Сначала, издали испугался. Форма то для непросвещённых издали милицейскую напоминала. Особенно белой гимнастёркой.
       – Давай подвезу! – предложил тракторист, после бурной радости по поводу такой, оказавшейся не опасной для него, а, напротив, приятной встречи.
       – Да каким же образом?
       – В прицепе. Не бойся, он чистый. Сено вожу. Так что забирайся.
      Николай потом часто представлял себе картину. Он, в суворовской форме сидит на свежескошенном сене, широко расставив ноги и опершись руками на дно прицепа, чтобы хоть какой-то упор иметь, а трактор мчится, подпрыгивая на колдобинах дороги, полнимая пыль.
      Ну а в деревнях, через которые лежал путь, слух прошёл – милиционер приехал, а, значит, что-то произошло.
      Ехал Николай налегке. Его немногочисленные вещи, да подарки бабушке везли мама с отчимом на машине. Он снова их опередил, потому что поезд, даже пассажирский, шёл гораздо быстрее «Победы».
       В деревне у бабушки он не был два года. Это была особая бабашка. Если точно – она была сестрой родной бабушки, но воспитывала его в те трудные годы, когда родители решали свои «разводные» вопросы. Всё минувшее летом, точнее, время, оставшееся после борьбы с медициной, он провёл у отца на Оке.
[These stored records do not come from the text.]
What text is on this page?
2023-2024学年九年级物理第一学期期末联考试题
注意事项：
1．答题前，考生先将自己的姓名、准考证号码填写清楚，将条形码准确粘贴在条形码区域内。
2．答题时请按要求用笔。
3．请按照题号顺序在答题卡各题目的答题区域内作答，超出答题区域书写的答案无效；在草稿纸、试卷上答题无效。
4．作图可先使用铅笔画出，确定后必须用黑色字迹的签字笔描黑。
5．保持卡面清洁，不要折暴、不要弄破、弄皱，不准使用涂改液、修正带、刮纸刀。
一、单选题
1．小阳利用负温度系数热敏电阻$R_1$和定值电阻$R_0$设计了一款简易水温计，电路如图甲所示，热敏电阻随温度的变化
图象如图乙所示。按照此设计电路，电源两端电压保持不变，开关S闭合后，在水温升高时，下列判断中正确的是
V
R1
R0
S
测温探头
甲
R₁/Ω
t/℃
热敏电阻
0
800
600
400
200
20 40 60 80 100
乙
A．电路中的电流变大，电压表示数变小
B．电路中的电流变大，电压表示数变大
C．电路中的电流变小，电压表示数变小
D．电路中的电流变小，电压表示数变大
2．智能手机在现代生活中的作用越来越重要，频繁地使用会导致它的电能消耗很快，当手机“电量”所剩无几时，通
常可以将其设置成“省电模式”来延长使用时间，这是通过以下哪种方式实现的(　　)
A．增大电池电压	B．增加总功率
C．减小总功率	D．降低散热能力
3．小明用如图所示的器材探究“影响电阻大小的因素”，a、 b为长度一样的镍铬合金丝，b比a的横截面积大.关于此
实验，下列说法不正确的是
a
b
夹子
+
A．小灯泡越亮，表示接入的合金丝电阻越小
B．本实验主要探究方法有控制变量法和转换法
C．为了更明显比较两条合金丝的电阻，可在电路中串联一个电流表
       А здесь. И его давние одноклассники, и просто друзья, сельские и городские. Ехал с волнением. Как-то отнесутся? Не будет ли мальчишеской ревности. Даже предпочёл переодеться в доме у бабушки в простенькую летнюю одежду.
      Так ведь сбежались все мальчишки сельские, узнав о его приезде. И уговорили надеть форму и показаться им. Зависти не было. Было что-то другое. Уважение – да. Для них это было что-то из области недоступного.
      Николай гостил у бабушки почти до конца каникул. Он часто забирался в дальний уголок холодного дома – так называлась часть дома, не отапливаемая и не жилая зимой. Там он садился на скрипучий расшатанный стул, возле старенького расшатанного стола, за которым отец его когда-то, до развода с мамой, отстукивал на пишущей машинке свои труды, и украдкой писал.
       Он писал не роман, как его отец, он писал и не о романе ещё. Он писал о том ещё не осознанном впечатлении, которое оставила встреча с Наташей. Он пытался осознать то, что произошло, именно вот так, с помощью тетрадки и авторучки. Он старался день за днём воспроизвести их прогулки, поездки, купанья. Но главное он старался вспомнить её слова. Он искал в них какой-то затаённый смысл, и ему так теперь не хватало этого маленького озорного чуда, ещё в то время мало понимавшего, что её давний друг Николай когда-то, быть может, даже скоро, стать не только другом.
       Однажды бабушка, случайно наткнувшись на тетрадку, попросила разрешения прочитать. Он, после некоторых колебаний, разрешил, поскольку ничего крамольного там не было, а любовь – он уже начинал понимать, что сама любовь в высшем и трепетном её проявлении далеко не крамольна. Она похвальна даже тогда, когда захватывает в совсем юном возрасте. Лишь бы только она была чиста, лишь бы только не была приземлена и омрачена пошлостью, которая тогда уже начинала прорываться сквозь поистершийся железный занавес из старой протухшей калоши, именуемой Европой, точнее Западной (с ударением на втором слоге) Европы.   
       Бабушка, прочитав дневник, была несказанно рада, что прежнее чувству дружбы к Наташе у него перерастает в другое, более сильное чувство. Но все это было лишь солнечным лучиком, который мелькнёт, бывало, на рассвете серым пасмурным днём, да мелькнёт слишком рано. Закроют его облака, заволокут тучки небесные.